The Monarch Butterfly’s Understudy

Viceroy butterfly photographed by Jeff Zablow at the Butterflies and Blooms Habitat in Eatonton, GA

I have always recoiled when I hear that Viceroy butterflies ‘mimic’ Monarch butterflies. It’s true that Monarch caterpillars’ food are milkweed leaves, and the glycosides that are highly concentrated in the milkweed remain inert (unchanged) in the Monarch caterpillars, and the Monarch butterflies that eclose from Monarch chrysalises are fully stocked with those very same, disgustingly bitter glycosides. We are taught that this adaptation of the Monarchs provides them with excellent protection from predators.

It may or it may not be true that selection has caused the Viceroy butterfly to closely resemble Monarchs. Either way, birds learn early that this look signals, “Leave alone, don’t even try to eat!” Experience has convinced that Viceroys like this one, show zero wing damage from birds (bird-struck), because the birds’ mommies taught them early, avoid that sort of butterfly, or retch uncontrollably should you forget that lesson!

That band of black, across the middle of the hindwing of this Viceroy, enables you to ID as a Viceroy. Time in the field also teaches, Monarchs fly high, with elegant wing strokes, while Viceroys fly more like jet fighters, fast and with much diving and soaring, yet always some 8 feet or so above the ground. Monarchs Love to nectar on flowers, Viceroys rarely are seen upon flowers.

Viceroy butterflies do not treat us with one of our biggest life mysteries, that is, How do Monarch butterflies, that have never been to central Mexico, fly from Maine, New York and Ohio, thousands of miles, to the mountains of central Mexico??

Viceroys have their own charm. They are less commonly seen than Monarchs. They prefer to be close to their hostplants, Willow trees and shrubs, which puts them in the neighborhood of wetlands (marshes, swamps, ponds & lakes, and wet meadows (fens)). That fascinating habitat includes cattails, red-wing blackbirds, Baltimore checkerspot butterflies, aquatic turtles, muskrat and beaver, birders seeking sightings of egrets, herons, rails, storks and ducks.
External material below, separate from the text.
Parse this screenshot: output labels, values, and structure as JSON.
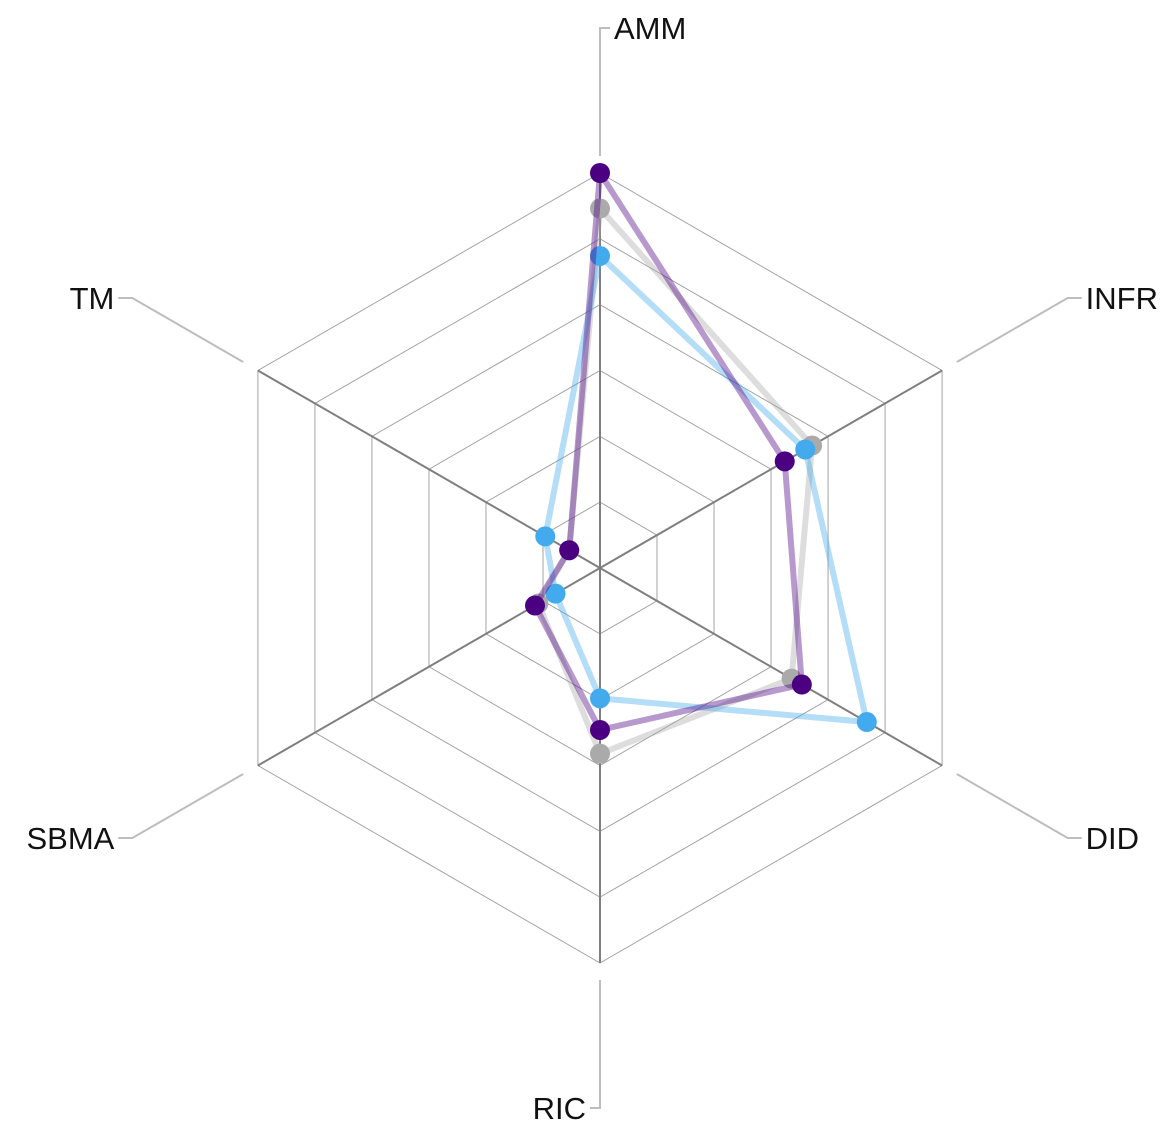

Poetic places that when found, protected from billionaires and developers, tickle our imagination and treat our eyes. It also puts Viceroys, here in the Southern USA, at home with alligators, as we saw in Laura’s Harris Neck National Wildlife Refuge (Georgia) and in Neel’s St. Marks National Wildlife Refuge (Florida).

This Viceroy here, seen in the Butterflies & Blooms Briar Patch Habitat in my Eatonton, Georgia, town affirms what some Butterfly field guide authors share, that the southeastern Viceroys are especially handsome, decked out in the stronger, more vivid oranges, black and white.

Understudy, the Viceroy? Nope. An authentic American Idol, no doubt about it.